Add_Content(Ent; Cnt: in Stream_Element_Array) return Stream_Element_Array
This function may seem like an identity function because it returns the same data as being input. In the course, it counts the number of bytes and keeps track of the alignment to TAR blocks (512 bytes each) which is necessary to properly end the entry.
End_Entry(Ent) return Stream_Element_Array
When all content has been added, End_Entry
concludes the
entry by returning suitable padding as to fill the 512 byte blocks. This
padding may be empty when the entry size is a multiple of 512 bytes.
End_Tar return Stream_Element_Array
When all entries have been added, End_Tar
can be used to
obtain the end of archive marker which is a fancy way of getting 1 KiB
of zero bytes btw.
Performance
This library has not been extensively optimized for performance. One
can use the example taradaarc
to do some very basic
performance tests, though.
Using a small test set of 2166 MiB and with 65685 entries, the
following timings are obtained by taradaarc
and GNU tar
(version 1.34 as shipped by Debian Bookworm). These benchmarks run on a
ramdisk.
$ hyperfine "tar -c /tmp/testset | dd of=/dev/null bs=1M"
Benchmark 1: tar -c /tmp/testset | dd of=/dev/null bs=1M
Time (mean ± σ): 1.103 s ± 0.060 s [User: 0.116 s, System: 1.763 s]
Range (min … max): 1.048 s … 1.260 s 10 runs
$ hyperfine "taradaarc /tmp/testset | dd of=/dev/null bs=1M"
Benchmark 1: taradaarc /tmp/testset | dd of=/dev/null bs=1M
Time (mean ± σ): 1.665 s ± 0.082 s [User: 0.370 s, System: 2.116 s]
Range (min … max): 1.600 s … 1.881 s 10 runs
That means GNU tar achieves 1964 MiB/s and taradaarc using the library achieves 1301 MiB/s of throughput which is significantly slower but probably OK for many practical use cases.
Rationale and Usage Recommendation
This library’s API is opinionated in that it does not supply standard
“archiver” functionality like adding files by a path and having them
read from disk automatically. Hence it may not be well-suited in cases
where a TAR library is required as a replacement for calling the
tar
command on the system. It has rather been designed as a
sort of portable file system abstraction because tar files can contain
many of UNIX’ special file types and attributes even on operating
systems which do not support them natively. If you are developing an
application where output files need to be written in a UNIX-specific
format but that is intended to run on other platforms, too, you could
consider using this library for output and then filtering the output of
your application through tar -x
. On UNIX platforms this
recreates all of the attributes as far as possible (i.e. as limited by
the running user’s capabilities) whereas on other platforms (like
e.g. Windows) it mostly gracefully degrades to what can be represented
there.
This library has not been tested for compatibility with a wide range of implementations. Instead, it was implemented based on reading the specification and then validating that it works with GNU tar. Depending on your use case this may be acceptable or additional validation and integration testing may be required.

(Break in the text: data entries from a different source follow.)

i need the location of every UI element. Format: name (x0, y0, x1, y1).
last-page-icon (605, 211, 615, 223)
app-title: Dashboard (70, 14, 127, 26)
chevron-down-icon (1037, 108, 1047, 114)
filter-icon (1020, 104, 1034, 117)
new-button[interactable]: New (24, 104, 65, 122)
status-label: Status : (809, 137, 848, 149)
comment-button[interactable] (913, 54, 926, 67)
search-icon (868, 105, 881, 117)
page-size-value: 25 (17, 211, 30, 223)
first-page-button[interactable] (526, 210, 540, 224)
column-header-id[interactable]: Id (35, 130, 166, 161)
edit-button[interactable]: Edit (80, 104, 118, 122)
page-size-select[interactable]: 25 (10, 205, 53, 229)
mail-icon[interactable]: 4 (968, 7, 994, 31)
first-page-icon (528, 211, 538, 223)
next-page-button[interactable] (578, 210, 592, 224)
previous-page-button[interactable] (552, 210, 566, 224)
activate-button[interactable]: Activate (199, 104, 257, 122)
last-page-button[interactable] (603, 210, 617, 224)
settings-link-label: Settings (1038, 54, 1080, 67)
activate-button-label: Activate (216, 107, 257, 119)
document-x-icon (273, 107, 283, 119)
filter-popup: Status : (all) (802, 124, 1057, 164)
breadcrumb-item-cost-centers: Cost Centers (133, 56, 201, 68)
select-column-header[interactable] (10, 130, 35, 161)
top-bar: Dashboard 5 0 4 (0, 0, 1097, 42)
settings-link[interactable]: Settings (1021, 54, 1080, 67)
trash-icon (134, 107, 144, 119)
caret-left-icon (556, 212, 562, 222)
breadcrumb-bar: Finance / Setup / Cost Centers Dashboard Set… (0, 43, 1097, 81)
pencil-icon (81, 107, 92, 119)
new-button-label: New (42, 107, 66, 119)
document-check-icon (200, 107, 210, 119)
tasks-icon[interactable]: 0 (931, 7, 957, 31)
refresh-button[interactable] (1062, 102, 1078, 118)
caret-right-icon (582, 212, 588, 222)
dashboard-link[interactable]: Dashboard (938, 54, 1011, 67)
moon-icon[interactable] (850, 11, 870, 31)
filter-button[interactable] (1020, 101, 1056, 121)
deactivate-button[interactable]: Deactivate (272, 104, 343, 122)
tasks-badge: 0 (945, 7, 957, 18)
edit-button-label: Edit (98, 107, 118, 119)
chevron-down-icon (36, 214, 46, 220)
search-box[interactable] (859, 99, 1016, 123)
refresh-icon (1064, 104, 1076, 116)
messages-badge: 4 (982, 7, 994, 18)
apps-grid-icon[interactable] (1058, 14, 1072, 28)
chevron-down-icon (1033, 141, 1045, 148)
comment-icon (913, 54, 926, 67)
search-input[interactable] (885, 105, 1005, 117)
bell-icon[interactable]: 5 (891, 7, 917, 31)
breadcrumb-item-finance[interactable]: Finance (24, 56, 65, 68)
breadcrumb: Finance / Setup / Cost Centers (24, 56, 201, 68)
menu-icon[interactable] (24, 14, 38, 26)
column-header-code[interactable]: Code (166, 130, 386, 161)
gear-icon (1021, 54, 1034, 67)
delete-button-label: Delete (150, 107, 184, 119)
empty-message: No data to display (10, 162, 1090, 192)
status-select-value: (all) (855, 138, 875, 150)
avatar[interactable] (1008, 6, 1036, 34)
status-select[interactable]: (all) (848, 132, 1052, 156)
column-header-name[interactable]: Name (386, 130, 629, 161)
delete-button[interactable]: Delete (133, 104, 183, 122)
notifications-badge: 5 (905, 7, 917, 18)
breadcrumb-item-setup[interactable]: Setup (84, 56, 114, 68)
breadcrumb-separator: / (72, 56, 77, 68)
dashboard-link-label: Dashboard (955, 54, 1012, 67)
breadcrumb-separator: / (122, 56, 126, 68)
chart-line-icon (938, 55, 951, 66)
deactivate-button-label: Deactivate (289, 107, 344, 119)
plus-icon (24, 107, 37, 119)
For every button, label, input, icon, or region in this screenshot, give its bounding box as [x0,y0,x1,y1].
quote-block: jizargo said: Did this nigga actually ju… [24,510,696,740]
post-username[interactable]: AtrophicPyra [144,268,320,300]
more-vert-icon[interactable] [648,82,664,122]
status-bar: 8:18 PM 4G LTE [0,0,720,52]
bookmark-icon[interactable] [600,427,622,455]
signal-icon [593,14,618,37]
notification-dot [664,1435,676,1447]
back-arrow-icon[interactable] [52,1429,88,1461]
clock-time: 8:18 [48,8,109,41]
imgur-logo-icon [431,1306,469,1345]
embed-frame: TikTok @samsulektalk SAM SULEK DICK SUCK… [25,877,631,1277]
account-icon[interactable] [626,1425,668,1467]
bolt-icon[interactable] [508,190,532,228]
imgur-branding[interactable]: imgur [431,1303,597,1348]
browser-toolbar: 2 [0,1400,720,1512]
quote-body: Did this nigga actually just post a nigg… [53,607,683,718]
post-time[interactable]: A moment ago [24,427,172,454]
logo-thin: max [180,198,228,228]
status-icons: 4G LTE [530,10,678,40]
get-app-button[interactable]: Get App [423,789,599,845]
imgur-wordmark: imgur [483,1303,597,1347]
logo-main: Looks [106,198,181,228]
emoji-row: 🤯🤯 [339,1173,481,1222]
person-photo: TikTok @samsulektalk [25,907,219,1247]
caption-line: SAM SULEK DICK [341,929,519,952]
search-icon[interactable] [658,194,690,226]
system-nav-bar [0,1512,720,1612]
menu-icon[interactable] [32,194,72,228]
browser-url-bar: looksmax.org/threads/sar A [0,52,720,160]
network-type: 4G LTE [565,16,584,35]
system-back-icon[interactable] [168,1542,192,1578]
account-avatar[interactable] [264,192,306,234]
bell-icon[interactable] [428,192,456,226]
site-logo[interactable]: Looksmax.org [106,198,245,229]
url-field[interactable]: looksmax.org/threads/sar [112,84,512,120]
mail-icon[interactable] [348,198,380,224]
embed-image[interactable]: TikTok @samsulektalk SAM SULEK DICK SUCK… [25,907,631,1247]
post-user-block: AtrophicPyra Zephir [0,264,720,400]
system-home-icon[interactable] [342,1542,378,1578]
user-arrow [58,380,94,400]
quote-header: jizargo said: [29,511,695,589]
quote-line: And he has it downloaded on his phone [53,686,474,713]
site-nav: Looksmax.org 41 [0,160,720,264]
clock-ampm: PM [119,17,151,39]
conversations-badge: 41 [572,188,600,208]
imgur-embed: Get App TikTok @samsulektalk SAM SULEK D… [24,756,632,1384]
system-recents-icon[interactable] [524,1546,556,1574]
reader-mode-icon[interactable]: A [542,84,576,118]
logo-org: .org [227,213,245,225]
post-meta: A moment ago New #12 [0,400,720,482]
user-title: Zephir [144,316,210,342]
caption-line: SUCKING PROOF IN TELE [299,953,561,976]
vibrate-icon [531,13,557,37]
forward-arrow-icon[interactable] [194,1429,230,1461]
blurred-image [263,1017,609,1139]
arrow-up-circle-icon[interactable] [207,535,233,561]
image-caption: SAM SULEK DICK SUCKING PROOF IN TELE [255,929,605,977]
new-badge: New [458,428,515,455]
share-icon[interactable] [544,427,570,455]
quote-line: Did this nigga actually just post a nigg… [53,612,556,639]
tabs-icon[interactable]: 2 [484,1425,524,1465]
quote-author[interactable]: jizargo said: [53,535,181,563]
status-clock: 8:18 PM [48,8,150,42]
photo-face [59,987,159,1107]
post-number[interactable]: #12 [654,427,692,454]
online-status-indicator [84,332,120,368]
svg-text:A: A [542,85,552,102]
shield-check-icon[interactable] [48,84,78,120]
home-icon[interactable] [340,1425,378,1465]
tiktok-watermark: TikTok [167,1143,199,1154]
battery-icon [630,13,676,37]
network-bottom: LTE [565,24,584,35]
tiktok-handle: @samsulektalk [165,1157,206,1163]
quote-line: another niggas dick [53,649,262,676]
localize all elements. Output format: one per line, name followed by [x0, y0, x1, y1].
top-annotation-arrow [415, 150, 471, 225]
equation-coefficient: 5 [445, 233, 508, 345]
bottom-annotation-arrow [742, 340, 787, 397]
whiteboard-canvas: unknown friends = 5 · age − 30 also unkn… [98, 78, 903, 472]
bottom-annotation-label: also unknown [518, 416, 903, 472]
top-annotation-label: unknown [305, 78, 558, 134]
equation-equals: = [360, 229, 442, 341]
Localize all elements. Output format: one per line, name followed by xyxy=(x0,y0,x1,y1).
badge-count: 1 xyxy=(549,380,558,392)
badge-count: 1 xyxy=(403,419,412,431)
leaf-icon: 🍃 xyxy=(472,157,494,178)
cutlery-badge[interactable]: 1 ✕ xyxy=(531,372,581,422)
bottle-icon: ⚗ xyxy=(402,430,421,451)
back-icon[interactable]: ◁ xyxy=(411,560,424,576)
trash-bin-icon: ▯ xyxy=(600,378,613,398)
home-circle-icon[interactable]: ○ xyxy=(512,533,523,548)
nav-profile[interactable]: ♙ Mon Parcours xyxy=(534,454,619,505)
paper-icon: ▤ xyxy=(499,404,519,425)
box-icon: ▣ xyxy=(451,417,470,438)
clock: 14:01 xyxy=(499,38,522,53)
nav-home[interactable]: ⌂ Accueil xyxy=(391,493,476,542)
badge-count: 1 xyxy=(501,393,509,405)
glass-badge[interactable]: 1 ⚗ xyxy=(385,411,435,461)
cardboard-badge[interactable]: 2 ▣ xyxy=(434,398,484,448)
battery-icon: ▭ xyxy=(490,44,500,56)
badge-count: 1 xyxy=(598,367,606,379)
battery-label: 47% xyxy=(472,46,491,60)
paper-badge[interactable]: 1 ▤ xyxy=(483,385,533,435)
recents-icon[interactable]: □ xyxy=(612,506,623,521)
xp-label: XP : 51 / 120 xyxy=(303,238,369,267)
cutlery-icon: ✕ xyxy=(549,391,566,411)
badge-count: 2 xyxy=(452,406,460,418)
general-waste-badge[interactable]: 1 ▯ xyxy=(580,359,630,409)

The library is designed to minimize memory allocations while still
staying reasonably “easy” to use. Effectively the only place where
unbounded amounts of memory are needed is the
Indefinite_Ordered_Map
for constructing PAX extended
headers. If you enable USTAR mode, this map is not populated and always
remains an Empty_Map
which effectively removes the need for
dynamic memory allocation.
Future Directions
The test suite is a mess, it would benefit from being refactored and probably from moving to a dedicated “test framework” or such. Also, if the library ever gains support for reading archives, it is going to be much easier to perform some tests…
Feel free to send patches with bugfixes or missing functionality directly to info@masysma.net. Include a note to confirm that you are OK with these patches being included under GPL-3 or later license and add your preferred copyright line to the patch or e-mail.
Please note that API breaks are only accepted if good reasons exist to motivate them.